Part 1 (the “Serious” part): I think gc71 above had some good observations. The “how” you’re going to use it (standalone, part of a cluster, etc) may be more important.

Also, will this be the machine’s primary role? Or will it have to do more than that? And while I’m not really doing any “scientific” or “engineering” programming anymore where a TR would arguably be more usefull than my 5950X I do regret not having more PCIE lanes. Maybe a different motherboard choice (I thought more was going through the chipset than it is) would have resolved that but heh, it’s still overpowered for what I’m doing…

Part 2: Thanks for making me realize I’ve moved into “Old Grouchy Grognard” territory when my first thought was what are you worried about?

I’m betting most of you are reading this and living in a building that was built after the year 2000…That has to comply with the national building fire codes I was doing the engineering work on with an original IBM XT (4.7MHz / 640kb ram) when I was at Brookhaven National Lab back in the 1990s. We would litterally commandeer every computer in my division to run the simulations over night and over the weekend. The geeks among us (who had 286 and 386 computers at home) would set them up to run at home during the day when we were at the office. Using floppy disk sneakernet to move files around.

And since you all “forced” me to go down this path :wink: it turned out one of my professors was doing nuclear research for the navy (monte carlo simulations for reactor design). Which I discovered when we ran into each other in the cafeteria. And he was telling me how he was doing all his work on an IBM XT as well. Fire it up Friday night and it’s done on Monday. They made him redo it for the Cray supercomputer (either at Sandia or Los Alamos I don’t remember which) because it would “look better” in the final report for DOD. It took the Cray less than a blink to actually run it and get the results (same as the XT to a decimal point!) BUT it took them 6 weeks to actually get around to running it!

Grouchy Grognard signing off


Thanks for everyone’s input, this generated some interesting discussion and anecdotes!

I guess the consumer systems that I was talking about really have 3 main limitations:

  1. Low memory bandwidth
  2. Low PICe lane count
  3. Low maximum RAM capacity

Technically, low core count may also be an issue, but IME, if you have that problem on a 2-channel system, you have a very compute-bound problem.

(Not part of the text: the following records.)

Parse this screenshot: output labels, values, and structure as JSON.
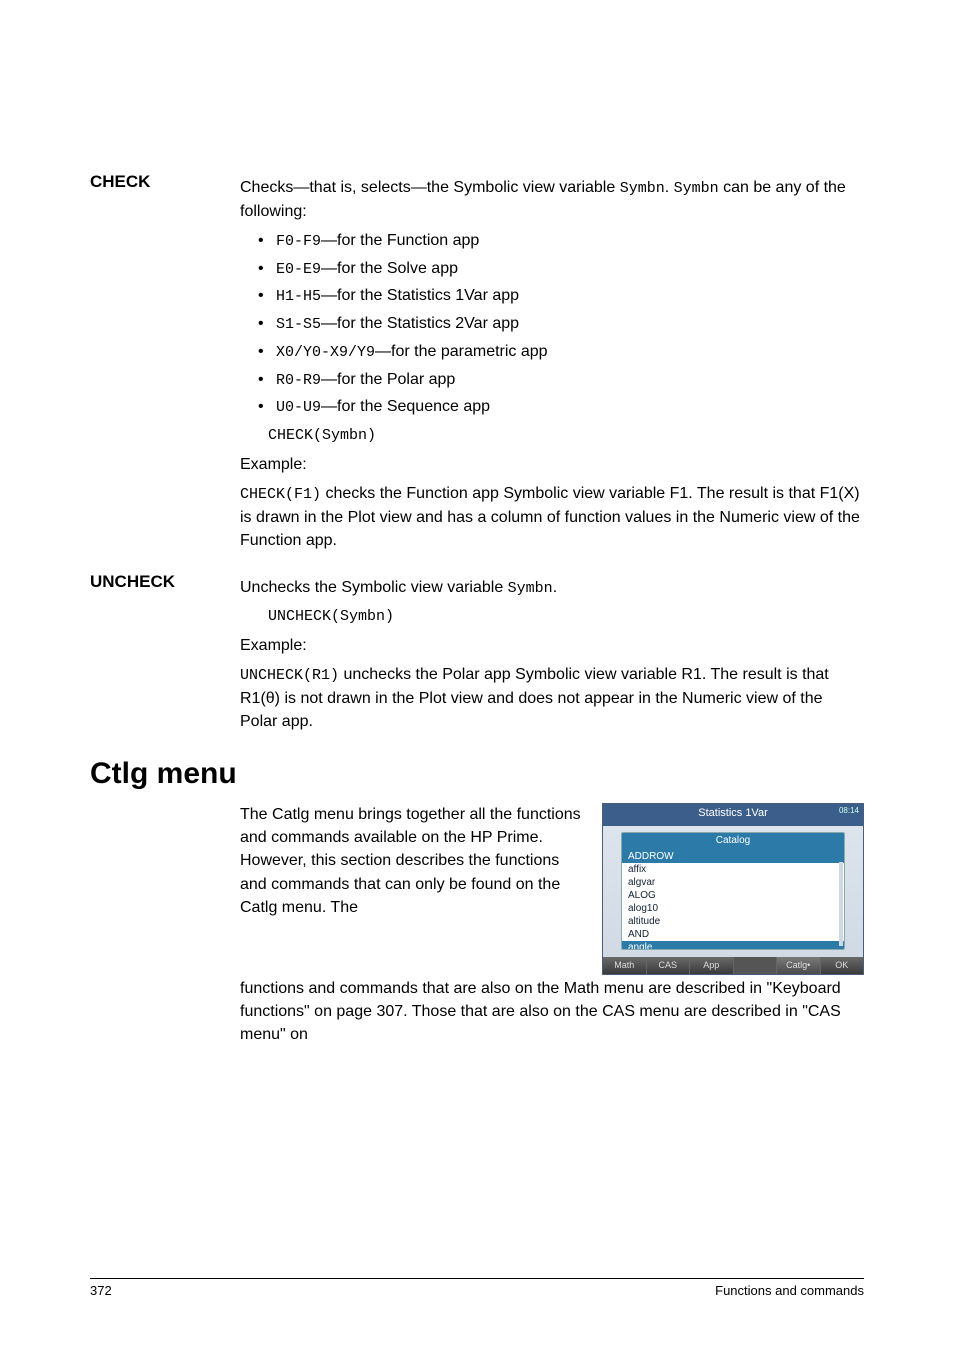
{
  "check": {
    "label": "CHECK",
    "intro_a": "Checks—that is, selects—the Symbolic view variable ",
    "intro_code1": "Symbn",
    "intro_b": ". ",
    "intro_code2": "Symbn",
    "intro_c": " can be any of the following:",
    "bullets": [
      {
        "code": "F0-F9",
        "text": "—for the Function app"
      },
      {
        "code": "E0-E9",
        "text": "—for the Solve app"
      },
      {
        "code": "H1-H5",
        "text": "—for the Statistics 1Var app"
      },
      {
        "code": "S1-S5",
        "text": "—for the Statistics 2Var app"
      },
      {
        "code": "X0/Y0-X9/Y9",
        "text": "—for the parametric app"
      },
      {
        "code": "R0-R9",
        "text": "—for the Polar app"
      },
      {
        "code": "U0-U9",
        "text": "—for the Sequence app"
      }
    ],
    "syntax": "CHECK(Symbn)",
    "example_label": "Example:",
    "example_code": "CHECK(F1)",
    "example_text": " checks the Function app Symbolic view variable F1. The result is that F1(X) is drawn in the Plot view and has a column of function values in the Numeric view of the Function app."
  },
  "uncheck": {
    "label": "UNCHECK",
    "intro_a": "Unchecks the Symbolic view variable ",
    "intro_code": "Symbn",
    "intro_b": ".",
    "syntax": "UNCHECK(Symbn)",
    "example_label": "Example:",
    "example_code": "UNCHECK(R1)",
    "example_text": " unchecks the Polar app Symbolic view variable R1. The result is that R1(θ) is not drawn in the Plot view and does not appear in the Numeric view of the Polar app."
  },
  "ctlg": {
    "heading": "Ctlg menu",
    "para1": "The Catlg menu brings together all the functions and commands available on the HP Prime. However, this section describes the functions and commands that can only be found on the Catlg menu. The",
    "para2": "functions and commands that are also on the Math menu are described in \"Keyboard functions\" on page 307. Those that are also on the CAS menu are described in \"CAS menu\" on"
  },
  "screenshot": {
    "title": "Statistics 1Var",
    "time": "08:14",
    "catalog_label": "Catalog",
    "items": [
      "ADDROW",
      "affix",
      "algvar",
      "ALOG",
      "alog10",
      "altitude",
      "AND",
      "angle"
    ],
    "softkeys": [
      "Math",
      "CAS",
      "App",
      "",
      "Catlg•",
      "OK"
    ]
  },
  "footer": {
    "page": "372",
    "title": "Functions and commands"
  }
}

I’m using an Epyc 7302 (16 core rome, 3.3GHz) which has 8 memory channels. GPUs do most of the heavy lifting in my case, but there are plenty of short CPU sections where we’re realizing that single-core performance genuinely does matter a lot. It’s mainly this latter point that had me wondering if a consumer system would be viable. 128 GB of RAM is enough in my case, so my main worry is whether using chipset lanes for GPUs would cause problems, and whether the dual channel memory would cause a bottleneck on those short, bursty, CPU sections. There’s no real way to know without trying (which I’m not likely to do), but this is what prompted my curiosity.

Some GPU jobs don’t use GPU bandwidth at all. Some use a lot. You should be able to test this by looking into nvtop or nvidia-smi.

Or by setting your PCIe generation from 4.0 to 2.0 in the BIOS to simulate bandwidth drop from x16 to x4. This doesn’t account for sharing bandwidth with other devices on the chipset. NVMe and 10Gbit NICs are very noisy neighbors.

If chipset isn’t overloaded and your GPU jobs don’t need much bandwidth, x4 chipset lane PCIe slot on consumer board is totally fine.

Oh and although x4 can work, if that’s just a PCIe 3.0 slot with x4, you’re basically down to effective x2. Might be too much of a stretch even for bandwidth-friendly jobs.

And if you have an EPYC, dropping down to consumer-level may give you better clocks on the CPU, but there is little else that consumer land has going for it. Ok, RGB and Audio jacks, but that’s off-topic :slight_smile:

Well, you could always try overclocking your cpu :yes: :wink:

Tom’s Hardware

STH: Serve The Home

Which admittedly would be a very ahem “Linus” thing to do…

I’m assuming you’re using all 16 cores.

Just for yuks, you might be able to borrow or rent a TR or Ryzen system to test it on a previous data set

PS: Did you know you can buy these things at WALMART???